Os parentes lembram-se daquela pessoa que chegou tão triste, por cochichos a identificam. Toda vez que vai ao cemitério visita o túmulo, lê com desgosto o nome em alto relevo prata sobre o mármore escuro, vê a foto triste, bem diferente das que se possui, dos espetáculos, sorrindo, prometendo viver pra sempre! Conversa com a pessoa, chora. A morte do outro levou o pudor e a vergonha, mas é tarde, nada pode remediar o feito do destino.

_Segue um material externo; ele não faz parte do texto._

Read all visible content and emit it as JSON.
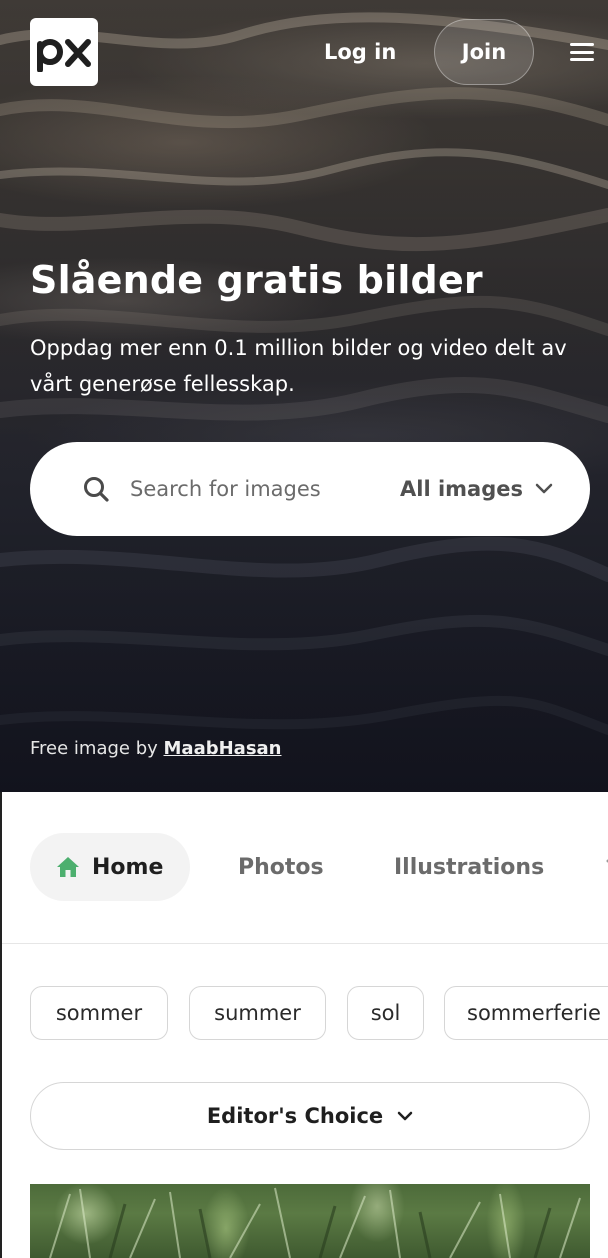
{
  "header": {
    "logo_text": "px",
    "login_label": "Log in",
    "join_label": "Join"
  },
  "hero": {
    "title": "Slående gratis bilder",
    "subtitle": "Oppdag mer enn 0.1 million bilder og video delt av vårt generøse fellesskap.",
    "search": {
      "placeholder": "Search for images",
      "type_value": "All images"
    },
    "credit_prefix": "Free image by ",
    "credit_author": "MaabHasan"
  },
  "tabs": [
    {
      "label": "Home",
      "active": true,
      "icon": "home-icon"
    },
    {
      "label": "Photos",
      "active": false
    },
    {
      "label": "Illustrations",
      "active": false
    }
  ],
  "tags": [
    "sommer",
    "summer",
    "sol",
    "sommerferie"
  ],
  "filter": {
    "label": "Editor's Choice"
  },
  "colors": {
    "accent_green": "#4caf6e",
    "text_dark": "#1f1f1f",
    "text_muted": "#6b6b6b"
  }
}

As décadas continuam passando, e se encarregam de fazer o bem, o mal, colocar seus detalhes na vida de cada um... Na morte de cada um. Sem últimos desejos, sem mágoa e rancor, só tristeza, boas lembranças e saudade...

Aconteceu tudo isto em uma cidade pequena de um estado qualquer, mas poderia ser com conhecidos seus, com você! Basta lutarmos para que não seja assim.